Discrepancy between fluorescence correlation spectroscopy and fluorescence recovery after photobleaching diffusion measurements of G-protein-coupled receptors

Abstract

Fluorescence recovery after photobleaching (FRAP) and fluorescence correlation spectroscopy (FCS) are the two most direct methods to measure the diffusion of molecules in intact living cells. Ideally, these methods should produce similar results for an identical system. We have used these methods to monitor the diffusion of two G-protein-coupled receptors and their associated proteins in the plasma membranes of cells that do not or do contain invaginated protein domains called caveolae. FRAP studies show that caveolae domains increase the immobile fraction of receptors without significantly changing their mobility. On the other hand, FCS studies show an unexpected increase the mobility of caveolae-associated proteins. Our data suggest that the geometry of caveolae domains gives rise to a confined diffusion of its attached proteins, resulting in an apparent increase in mobility.
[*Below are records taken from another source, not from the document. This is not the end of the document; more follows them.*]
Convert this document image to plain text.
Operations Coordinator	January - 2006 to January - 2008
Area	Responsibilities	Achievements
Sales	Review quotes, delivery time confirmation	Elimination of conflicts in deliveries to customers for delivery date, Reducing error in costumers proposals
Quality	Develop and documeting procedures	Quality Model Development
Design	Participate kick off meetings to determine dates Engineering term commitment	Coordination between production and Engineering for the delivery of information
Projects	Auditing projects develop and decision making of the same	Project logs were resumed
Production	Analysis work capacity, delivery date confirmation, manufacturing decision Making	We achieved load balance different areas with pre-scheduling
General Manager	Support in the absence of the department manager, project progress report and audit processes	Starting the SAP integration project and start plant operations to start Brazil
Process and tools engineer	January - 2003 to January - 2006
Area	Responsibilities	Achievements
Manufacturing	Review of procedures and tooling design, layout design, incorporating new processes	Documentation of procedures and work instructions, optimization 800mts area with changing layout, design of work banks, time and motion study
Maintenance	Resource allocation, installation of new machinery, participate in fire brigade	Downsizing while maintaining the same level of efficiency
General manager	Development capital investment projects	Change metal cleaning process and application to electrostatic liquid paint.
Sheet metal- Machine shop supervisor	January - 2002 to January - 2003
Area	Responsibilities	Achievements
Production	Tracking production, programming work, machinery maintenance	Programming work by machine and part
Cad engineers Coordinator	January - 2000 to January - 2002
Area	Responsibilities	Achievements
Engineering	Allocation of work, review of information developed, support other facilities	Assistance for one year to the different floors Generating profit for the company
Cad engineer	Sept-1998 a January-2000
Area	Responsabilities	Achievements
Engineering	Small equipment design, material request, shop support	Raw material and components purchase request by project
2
Keywords: Caveolae; Fluorescence correlation spectroscopy; Fluorescence recovery after photobleaching; G-protein-coupled receptors; Protein diffusion.

Fig. 1

(A) Example of the distribution of Cav1–eGFP in the Z direction expressed in an FRTwt cell. (B) Corresponding image of the cell. (C) Expanded view of a region of the image in black and white and binary depiction. (D) Cartoon depicting caveolae in an FCS-based illuminated measurement.

Fig. 2

FRAP studies of Cav1–eGFP (A), membrane marker–eYFP (Clontech) (B), and G_αq–eGFP (C) diffusing in the basolateral membrane of FRTwt and FRTcav+ cells. The open and closed circles are for data taken in FRTwt and FRTcav+ cells, respectively, where n = 10 to 13 (see Table 1). The data shown are average values and standard errors.

Fig. 3

(A and B) FRAP studies of B₂R–GFP (A) and μOR–GFP (B) diffusing in the basolateral membrane of FRTwt cells (●) and FRTcav+ cells (○), showing compiled data (top) and sample images (bottom), where n = 12 and 13 (see Table 1) and the arrow points to the bleached spot. (C) Comparison of mobile fractions in FRTwt and FRTcav+ cells obtained from FRAP curves in Fig. 5A below. Data are shown with standard errors. Because the data have a normal distribution as determined by a Shapiro–Wilk test, a Student t test was performed between FRTwt and FRTcav+ for each membrane protein. An asterisk indicates statistical difference in the mobile fractions of membrane proteins between FRTwt and FRTcav (P < 0.001).

Fig. 4

FRAP studies of B₂R–GFP (A) and μOR–GFP (B) diffusing in the basolateral membrane of FRTwt and FRTcav+ cells where the size of the bleach spot was varied. Although the calculated diffusion coefficient decreased approximately 3-fold with bleach size, accompanied by a decrease in mobile fraction, no significant differences between mobility or mobile fraction for either receptor in FRTwt and FWTcav+ were found.

Fig. 5

Representative FCS curves of B₂R–GFP in FRTwt and FRTcav cells showing the fit and residuals for each curve.

Fig. 6

Distribution of diffusion coefficients extracted from FCS data showing the broadening toward slower coefficients for membrane marker (E), similar coefficients for μOR (B) and G_αi (D), and faster values for B₂R–GFP (A) and G_αq (C) in the presence of caveolae. Although the curves are fit to Gaussian distributions, no model is intended.

Fig. 7

Cartoon describing our proposed model of B₂R diffusion in the presence of caveolae. (A) B₂R (orange rectangle), with its attached G_αq (green triangle), is transiently confined to diffuse on the periphery of caveolae (small blue circle) due to interactions between Cav1 and G_αq. (B) Cartoon depicts the illumination diameter in an FCS measurement focused on a plasma membrane region rich in caveolae (blue dots). (C) Side view of a caveolae domain in which B₂R (orange rectangle) with its attached G_αq (green triangle) diffuses on the membrane until it encounters a caveolae invagination. The G protein interacts with the caveolin proteins while the receptor remains bound. It is possible for G_αq to diffuse on the surface of the caveolae domain, becoming detached from the receptor, which does not enter the domain. (For interpretation of the references to color in this figure legend, the reader is referred to the web version of this article.)